La revue médicale appuie notamment ses observations sur les résultats d’une étude menée à Shanghaï, qui a comparé l’hydroxychloroquine à des soins standards chez 150 patients hospitalisés en raison d’un Covid-19. Alors même que l’antipaludique a été utilisé à une posologie particulièrement élevée sur une durée allant de deux à trois semaines, “il n’a pas été relevé d’effet antiviral de l’hydroxychloroquine”, note Prescrire. En revanche, le magazine relève que “des événements indésirables ont été notés par environ 30% des patients du groupe hydroxychloroquine contre 9% des patients du groupe témoin, soit une différence statistiquement significative”.

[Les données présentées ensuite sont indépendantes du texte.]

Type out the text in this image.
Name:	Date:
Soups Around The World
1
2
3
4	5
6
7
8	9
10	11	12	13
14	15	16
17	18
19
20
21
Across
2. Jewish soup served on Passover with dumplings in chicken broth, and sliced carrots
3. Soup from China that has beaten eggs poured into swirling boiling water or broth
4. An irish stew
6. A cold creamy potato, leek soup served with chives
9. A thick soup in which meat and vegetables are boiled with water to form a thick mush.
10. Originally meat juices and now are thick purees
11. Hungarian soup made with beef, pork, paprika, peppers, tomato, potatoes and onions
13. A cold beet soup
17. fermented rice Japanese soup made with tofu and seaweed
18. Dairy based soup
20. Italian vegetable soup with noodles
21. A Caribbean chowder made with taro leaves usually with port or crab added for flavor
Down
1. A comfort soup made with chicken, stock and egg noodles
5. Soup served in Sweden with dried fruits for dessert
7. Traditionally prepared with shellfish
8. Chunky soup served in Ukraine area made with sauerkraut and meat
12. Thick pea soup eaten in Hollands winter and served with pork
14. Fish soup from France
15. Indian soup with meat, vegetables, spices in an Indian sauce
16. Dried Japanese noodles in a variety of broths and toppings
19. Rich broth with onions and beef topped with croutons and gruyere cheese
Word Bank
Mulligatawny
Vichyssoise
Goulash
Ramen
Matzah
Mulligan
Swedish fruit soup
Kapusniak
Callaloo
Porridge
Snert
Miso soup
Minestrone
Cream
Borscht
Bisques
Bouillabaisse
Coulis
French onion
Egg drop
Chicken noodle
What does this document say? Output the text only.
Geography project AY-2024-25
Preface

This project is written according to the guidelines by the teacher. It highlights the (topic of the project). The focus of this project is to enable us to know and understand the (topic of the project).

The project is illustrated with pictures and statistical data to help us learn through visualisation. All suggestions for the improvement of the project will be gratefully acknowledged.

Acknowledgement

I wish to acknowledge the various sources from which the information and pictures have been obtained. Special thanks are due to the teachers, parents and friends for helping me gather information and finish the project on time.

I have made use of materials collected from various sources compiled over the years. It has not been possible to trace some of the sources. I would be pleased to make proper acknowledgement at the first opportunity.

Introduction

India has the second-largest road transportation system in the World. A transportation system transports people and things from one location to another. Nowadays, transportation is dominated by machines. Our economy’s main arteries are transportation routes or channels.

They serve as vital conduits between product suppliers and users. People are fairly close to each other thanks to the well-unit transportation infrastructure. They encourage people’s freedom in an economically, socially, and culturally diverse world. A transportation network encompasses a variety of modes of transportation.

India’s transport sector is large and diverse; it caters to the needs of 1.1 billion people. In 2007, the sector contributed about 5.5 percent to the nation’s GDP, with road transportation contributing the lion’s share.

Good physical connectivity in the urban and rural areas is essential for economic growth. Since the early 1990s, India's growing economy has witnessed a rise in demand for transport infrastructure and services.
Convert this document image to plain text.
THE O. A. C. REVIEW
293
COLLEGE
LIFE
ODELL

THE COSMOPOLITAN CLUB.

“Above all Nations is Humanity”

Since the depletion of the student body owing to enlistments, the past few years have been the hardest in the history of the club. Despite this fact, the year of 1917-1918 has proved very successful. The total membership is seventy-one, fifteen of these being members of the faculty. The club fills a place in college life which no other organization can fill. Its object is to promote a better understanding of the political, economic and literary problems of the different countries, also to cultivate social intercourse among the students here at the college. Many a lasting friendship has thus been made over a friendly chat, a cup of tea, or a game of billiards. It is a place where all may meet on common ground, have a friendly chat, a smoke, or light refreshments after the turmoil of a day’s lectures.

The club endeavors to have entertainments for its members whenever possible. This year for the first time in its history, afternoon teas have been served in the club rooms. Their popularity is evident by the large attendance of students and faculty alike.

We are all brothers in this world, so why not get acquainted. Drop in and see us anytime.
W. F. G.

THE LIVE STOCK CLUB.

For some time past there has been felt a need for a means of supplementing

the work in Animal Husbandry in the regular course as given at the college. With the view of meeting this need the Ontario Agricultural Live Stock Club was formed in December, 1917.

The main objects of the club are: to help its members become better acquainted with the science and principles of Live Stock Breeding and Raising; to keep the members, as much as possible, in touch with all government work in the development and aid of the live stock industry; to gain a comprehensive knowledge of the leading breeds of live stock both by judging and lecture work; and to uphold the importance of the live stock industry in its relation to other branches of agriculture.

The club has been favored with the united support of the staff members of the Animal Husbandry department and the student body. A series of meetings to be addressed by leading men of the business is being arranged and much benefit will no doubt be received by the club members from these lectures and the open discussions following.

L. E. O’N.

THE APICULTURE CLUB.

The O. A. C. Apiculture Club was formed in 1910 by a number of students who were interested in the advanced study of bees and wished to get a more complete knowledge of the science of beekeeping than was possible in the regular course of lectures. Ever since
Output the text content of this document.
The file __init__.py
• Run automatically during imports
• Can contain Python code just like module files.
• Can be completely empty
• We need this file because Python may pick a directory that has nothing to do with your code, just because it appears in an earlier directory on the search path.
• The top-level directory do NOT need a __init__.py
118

Des risques de troubles du rythme cardiaque
Pour Pierre Chirac, vice-président de la revue Prescrire, “les données existantes démontrent que l’utilisation de ce médicament présente clairement des risques de troubles du rythme cardiaque, particulièrement avec les posologies assez importantes qui sont généralement administrées dans le traitement du Covid”.
Les experts de Prescrire affichent encore plus d’inquiétude inquiétude quant à l’association de l’hydroxychloroquine avec l’azithromycine (un antibiotique), recommandée par le protocole du professeur Didier Raoult : “De plus en plus de données cliniques confirment [que ce traitement] expose à des effets indésirables cardiaques graves”, déplore la revue spécialisée. Qui cite l’exemple de New-York, où une équipe médicale “a étudié les données électrocardiographiques d’une série de 84 patients hospitalisés pour un Covid-19 et traités par l’association hydroxychloroquine et azithromycine. Sous traitement, un allongement de l’intervalle QT (la durée électrique de la contraction cardiaque, ndlr) de l’électrocardiogramme dépassant 500 millisecondes a été constaté chez 11 % des patients, un seuil à partir duquel le risque d’arythmie cardiaque et de torsades de pointes est particulièrement élevé”.
Les autorités sanitaires de plus en plus méfiantes
En France, deux enquêtes régionales de pharmacovigilance diligentées par l’Agence française du médicament (ANSM) ont abouti au recensement de plusieurs dizaines de cas d’effets indésirables cardiaques, observés chez des patients atteints de Covid-19 et traités à l’hydroxychloroquine, seule, ou en association avec une autre molécule, notamment l’azithromycine. Parmi ces patients, l’ANSM a également relevé la survenance de sept cas de morts subites, dont trois réanimées avec succès et quatre décès.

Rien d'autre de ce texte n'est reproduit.